Is there a way to avoid the fee? Not if you earn money on your books. All books where you earn money incur the fee. Books that are free (either through KDP Select free days or price matching) do not incur delivery fees while they are free.
Great post, RJ. I tend to forget about the fee coz all my books are text only but I like that tip about inserting thumbnails of your other books. Will definitely reduce the images and give that a try. 🙂
Thanks, A.C. Sticking images in the Also By section is very helpful, as covers do help sell books.
A lot of people don’t even realize this is “a thing.” Thanks, RJ.

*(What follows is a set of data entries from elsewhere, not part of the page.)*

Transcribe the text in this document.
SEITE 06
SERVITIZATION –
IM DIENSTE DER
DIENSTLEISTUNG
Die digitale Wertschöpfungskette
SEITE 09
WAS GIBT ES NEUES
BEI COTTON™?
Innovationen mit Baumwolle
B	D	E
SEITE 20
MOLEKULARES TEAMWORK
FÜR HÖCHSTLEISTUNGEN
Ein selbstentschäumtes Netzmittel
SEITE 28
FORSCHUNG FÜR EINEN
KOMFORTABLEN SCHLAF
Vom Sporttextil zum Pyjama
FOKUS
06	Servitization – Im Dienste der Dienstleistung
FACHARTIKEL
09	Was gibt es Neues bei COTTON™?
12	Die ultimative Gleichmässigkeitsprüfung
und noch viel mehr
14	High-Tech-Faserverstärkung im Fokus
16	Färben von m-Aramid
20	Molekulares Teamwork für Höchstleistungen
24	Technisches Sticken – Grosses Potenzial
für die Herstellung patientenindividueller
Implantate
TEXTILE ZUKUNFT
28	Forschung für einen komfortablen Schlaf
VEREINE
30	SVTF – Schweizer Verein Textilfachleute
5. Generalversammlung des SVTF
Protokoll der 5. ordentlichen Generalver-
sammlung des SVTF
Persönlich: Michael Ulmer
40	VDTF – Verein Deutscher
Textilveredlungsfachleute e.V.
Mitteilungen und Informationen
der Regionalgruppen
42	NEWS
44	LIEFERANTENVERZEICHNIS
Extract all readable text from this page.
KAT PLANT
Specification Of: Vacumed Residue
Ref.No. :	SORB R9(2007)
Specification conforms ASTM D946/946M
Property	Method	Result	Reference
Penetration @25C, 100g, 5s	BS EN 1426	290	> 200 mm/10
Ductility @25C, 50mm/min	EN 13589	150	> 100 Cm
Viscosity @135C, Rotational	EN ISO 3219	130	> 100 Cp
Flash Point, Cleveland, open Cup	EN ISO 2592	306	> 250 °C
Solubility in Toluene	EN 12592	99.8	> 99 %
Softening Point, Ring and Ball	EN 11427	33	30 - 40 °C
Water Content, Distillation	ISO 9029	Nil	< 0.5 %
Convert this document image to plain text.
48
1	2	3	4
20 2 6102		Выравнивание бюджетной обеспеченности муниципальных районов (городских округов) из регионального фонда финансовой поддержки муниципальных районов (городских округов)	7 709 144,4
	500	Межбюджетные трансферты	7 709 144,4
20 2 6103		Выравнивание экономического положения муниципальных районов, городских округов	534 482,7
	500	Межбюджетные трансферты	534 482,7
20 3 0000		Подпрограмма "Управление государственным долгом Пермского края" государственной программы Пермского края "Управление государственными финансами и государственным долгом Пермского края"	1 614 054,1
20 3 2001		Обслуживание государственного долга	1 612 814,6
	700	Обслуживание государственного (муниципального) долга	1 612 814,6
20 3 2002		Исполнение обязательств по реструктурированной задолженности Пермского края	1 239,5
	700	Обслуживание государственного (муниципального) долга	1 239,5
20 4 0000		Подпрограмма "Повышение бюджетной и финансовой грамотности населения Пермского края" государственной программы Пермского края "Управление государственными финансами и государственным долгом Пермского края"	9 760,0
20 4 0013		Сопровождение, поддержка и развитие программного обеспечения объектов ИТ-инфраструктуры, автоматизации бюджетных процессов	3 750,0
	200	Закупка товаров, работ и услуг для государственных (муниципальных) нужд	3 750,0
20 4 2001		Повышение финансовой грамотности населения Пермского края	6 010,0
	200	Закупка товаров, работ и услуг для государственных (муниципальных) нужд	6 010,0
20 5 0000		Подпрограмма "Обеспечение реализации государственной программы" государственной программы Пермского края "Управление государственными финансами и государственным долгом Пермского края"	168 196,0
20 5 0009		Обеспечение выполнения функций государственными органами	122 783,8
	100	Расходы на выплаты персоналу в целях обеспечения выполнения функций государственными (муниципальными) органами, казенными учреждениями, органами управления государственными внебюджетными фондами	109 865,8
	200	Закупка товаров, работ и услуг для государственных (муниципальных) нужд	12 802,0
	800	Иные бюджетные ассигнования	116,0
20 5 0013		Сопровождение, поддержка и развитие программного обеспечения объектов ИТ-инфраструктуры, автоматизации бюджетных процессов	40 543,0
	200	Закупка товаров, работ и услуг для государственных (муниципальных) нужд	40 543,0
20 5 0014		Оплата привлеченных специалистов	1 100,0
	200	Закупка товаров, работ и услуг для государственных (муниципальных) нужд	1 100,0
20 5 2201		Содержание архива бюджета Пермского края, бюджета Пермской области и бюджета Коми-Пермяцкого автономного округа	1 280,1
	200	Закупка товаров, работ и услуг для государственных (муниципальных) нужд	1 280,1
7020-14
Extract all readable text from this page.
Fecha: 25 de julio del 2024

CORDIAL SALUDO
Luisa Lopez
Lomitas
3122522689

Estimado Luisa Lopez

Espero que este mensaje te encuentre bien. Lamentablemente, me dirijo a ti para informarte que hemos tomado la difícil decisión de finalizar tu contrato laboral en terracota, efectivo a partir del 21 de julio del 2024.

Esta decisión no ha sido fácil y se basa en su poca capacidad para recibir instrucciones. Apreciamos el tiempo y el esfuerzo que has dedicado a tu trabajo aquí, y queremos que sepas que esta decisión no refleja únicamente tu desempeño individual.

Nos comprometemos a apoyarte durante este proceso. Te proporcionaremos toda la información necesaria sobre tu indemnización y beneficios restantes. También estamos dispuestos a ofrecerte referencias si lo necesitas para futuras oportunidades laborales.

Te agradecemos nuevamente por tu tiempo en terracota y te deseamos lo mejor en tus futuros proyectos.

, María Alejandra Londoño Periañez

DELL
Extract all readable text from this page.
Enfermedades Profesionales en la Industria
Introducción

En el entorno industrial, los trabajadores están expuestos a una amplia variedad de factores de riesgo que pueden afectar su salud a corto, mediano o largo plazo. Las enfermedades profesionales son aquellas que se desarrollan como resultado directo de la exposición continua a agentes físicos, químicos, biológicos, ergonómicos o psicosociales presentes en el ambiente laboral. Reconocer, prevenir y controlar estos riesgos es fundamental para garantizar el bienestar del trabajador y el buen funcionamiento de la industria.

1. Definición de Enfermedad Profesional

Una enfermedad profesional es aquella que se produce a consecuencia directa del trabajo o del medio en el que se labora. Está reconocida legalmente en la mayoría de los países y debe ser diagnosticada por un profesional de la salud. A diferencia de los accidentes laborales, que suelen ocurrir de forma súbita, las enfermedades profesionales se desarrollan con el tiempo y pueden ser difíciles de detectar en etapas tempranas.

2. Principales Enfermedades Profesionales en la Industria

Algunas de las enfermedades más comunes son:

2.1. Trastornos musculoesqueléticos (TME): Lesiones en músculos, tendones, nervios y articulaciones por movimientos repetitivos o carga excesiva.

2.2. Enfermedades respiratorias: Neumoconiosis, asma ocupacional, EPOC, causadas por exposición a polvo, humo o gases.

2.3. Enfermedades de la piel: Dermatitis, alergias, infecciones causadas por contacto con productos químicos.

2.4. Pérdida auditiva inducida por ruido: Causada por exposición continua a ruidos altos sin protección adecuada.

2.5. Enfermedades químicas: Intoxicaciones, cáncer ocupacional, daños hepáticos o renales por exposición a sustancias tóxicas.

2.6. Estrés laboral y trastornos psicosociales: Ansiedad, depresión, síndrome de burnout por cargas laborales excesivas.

Glad to help. Hopefully the fact that people don’t realize it’s there means most people aren’t running afoul of it, and have fairly small books (in terms of bytes). But, it’s good for people to know, especially if they do want to to add images.
RJ,
Thank you for explaining about the delivery fee. Does it apply to the Matchbooks sold with paperbacks, too?
JB Wocoski
You know, JB, I’m not sure if it applies to items sold via matchbook. I haven’t expressly seen anything that says whether it does or doesn’t. I’d always assumed it didn’t, but I’m not sure. If it’s free or 99 cents, I don’t believe they charge the fee. However, if your book was naturally on the higher side and your matchbook pricing is at $2.99, I’m not sure.
Thank you, I hadn’t read anything either.
JB
I knew it was no big deal for novels, but I didn’t realize it mattered that much for non-fiction with pictures. Thanks for the heads-up.
Helpful to know. I’ve done one photo book and plan to do another, so obviously I will not doing either for Kindle. Thanks, RJ.